Starting in November, users on desktop browsers will be able to pay around 10 euros ($10.50) per month, while iOS or Android users will pay approximately 13 euros. The higher prices for mobile users reflect the commissions charged by Apple and Google app stores on in-app payments, according to Meta.
The subscription fee will cover all linked Facebook and Instagram accounts until March, at which point Meta will begin charging an additional 6 euros for each extra account. This plan was reported by The Wall Street Journal earlier this month.
Meta stated that it believes in an "ad-supported internet" but also respects the "spirit and purpose" of the evolving European regulations. The company is committed to complying with these regulations and sees the paid option as a way to balance the requirements of European regulators while still giving users choice.
Users aged 18 and older in the EU's 27 member countries, as well as Switzerland, Norway, Iceland, and Liechtenstein, will still have the choice to continue using Facebook or Instagram with ads.
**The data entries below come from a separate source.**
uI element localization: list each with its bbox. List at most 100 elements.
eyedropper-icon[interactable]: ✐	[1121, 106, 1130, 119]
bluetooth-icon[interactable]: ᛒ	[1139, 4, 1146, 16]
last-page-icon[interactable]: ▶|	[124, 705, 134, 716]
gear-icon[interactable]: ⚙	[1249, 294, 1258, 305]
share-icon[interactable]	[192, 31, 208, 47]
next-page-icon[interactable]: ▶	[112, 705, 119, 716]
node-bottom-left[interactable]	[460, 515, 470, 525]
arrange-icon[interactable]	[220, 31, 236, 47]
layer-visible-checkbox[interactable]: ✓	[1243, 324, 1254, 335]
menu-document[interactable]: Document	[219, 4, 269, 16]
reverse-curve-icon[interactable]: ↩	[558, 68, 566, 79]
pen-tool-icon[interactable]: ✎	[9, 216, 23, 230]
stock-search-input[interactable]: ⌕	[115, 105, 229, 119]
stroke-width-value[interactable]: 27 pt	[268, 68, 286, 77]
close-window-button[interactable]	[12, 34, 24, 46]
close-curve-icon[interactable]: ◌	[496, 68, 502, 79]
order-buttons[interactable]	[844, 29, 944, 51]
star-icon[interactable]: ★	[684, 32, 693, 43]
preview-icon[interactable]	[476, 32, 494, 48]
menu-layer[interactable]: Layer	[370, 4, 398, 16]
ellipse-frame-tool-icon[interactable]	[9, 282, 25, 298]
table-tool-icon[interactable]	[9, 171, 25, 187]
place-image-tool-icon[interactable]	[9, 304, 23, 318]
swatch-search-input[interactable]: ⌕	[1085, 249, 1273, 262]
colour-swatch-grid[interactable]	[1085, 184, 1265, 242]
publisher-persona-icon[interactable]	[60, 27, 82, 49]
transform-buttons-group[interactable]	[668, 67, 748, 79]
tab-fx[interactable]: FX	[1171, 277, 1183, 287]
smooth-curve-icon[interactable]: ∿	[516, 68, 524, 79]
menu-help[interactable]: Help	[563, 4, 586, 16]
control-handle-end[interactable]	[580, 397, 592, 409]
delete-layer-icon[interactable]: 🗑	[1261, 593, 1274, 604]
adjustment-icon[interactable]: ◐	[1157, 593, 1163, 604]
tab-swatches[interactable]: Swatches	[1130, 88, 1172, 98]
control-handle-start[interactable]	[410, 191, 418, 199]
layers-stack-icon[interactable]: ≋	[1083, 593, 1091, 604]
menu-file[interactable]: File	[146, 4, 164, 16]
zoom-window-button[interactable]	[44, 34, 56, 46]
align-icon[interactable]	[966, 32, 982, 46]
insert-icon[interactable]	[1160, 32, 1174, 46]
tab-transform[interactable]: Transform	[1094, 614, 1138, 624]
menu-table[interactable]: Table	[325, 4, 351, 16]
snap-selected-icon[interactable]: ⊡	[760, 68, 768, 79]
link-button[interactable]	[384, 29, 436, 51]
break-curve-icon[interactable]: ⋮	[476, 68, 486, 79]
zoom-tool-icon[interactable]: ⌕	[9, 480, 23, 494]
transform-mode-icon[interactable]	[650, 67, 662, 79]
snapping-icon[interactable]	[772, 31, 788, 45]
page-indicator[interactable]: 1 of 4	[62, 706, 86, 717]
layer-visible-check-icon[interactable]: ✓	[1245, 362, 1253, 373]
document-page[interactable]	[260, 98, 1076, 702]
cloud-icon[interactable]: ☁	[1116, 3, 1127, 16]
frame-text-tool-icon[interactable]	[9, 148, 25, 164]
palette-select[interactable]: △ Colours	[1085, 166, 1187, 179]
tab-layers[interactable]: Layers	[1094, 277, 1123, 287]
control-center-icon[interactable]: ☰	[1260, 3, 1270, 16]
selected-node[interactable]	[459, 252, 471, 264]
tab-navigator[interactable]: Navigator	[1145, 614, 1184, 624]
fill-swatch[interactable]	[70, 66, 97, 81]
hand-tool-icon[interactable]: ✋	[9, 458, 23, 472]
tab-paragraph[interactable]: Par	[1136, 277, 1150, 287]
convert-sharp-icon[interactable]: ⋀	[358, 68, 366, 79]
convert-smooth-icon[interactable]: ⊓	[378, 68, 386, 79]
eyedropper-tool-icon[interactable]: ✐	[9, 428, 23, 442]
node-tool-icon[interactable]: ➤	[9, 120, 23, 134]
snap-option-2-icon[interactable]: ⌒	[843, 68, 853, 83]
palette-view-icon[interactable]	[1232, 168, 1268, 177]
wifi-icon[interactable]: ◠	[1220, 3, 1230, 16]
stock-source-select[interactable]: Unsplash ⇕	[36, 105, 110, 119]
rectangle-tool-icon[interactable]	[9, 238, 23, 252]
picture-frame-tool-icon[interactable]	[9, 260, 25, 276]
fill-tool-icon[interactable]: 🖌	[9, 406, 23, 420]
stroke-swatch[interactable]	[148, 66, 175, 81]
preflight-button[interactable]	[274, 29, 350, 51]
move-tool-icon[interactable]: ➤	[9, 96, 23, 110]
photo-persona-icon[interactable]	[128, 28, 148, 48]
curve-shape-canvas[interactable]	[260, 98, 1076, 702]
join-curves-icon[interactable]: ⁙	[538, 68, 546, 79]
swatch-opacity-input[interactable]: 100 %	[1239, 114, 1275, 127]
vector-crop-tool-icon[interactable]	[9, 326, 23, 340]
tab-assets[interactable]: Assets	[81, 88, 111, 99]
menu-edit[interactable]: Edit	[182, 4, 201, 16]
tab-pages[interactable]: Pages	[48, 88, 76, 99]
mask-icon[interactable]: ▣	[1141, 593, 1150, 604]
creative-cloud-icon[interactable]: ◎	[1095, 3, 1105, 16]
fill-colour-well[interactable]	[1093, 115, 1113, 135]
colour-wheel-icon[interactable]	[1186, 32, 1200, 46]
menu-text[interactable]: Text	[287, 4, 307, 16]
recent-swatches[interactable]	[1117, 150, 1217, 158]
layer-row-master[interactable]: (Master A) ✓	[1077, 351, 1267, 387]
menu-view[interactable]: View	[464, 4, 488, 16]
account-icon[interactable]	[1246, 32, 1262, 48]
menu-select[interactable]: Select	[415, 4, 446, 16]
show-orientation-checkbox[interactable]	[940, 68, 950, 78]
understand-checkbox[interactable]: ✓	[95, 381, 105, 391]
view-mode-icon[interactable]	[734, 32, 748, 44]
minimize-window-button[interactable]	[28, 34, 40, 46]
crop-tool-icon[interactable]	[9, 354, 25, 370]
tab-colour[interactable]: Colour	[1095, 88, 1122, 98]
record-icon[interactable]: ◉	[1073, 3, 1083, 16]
Meta also mentioned that it is exploring how to provide teenagers with a responsible and useful ad experience, considering the European privacy ruling.
By offering paid ad-free versions, Meta aims to address the concerns of European regulators while still serving all users. This move allows users to have control over their ad experience and aligns with the company's commitment to data privacy and compliance with European regulations.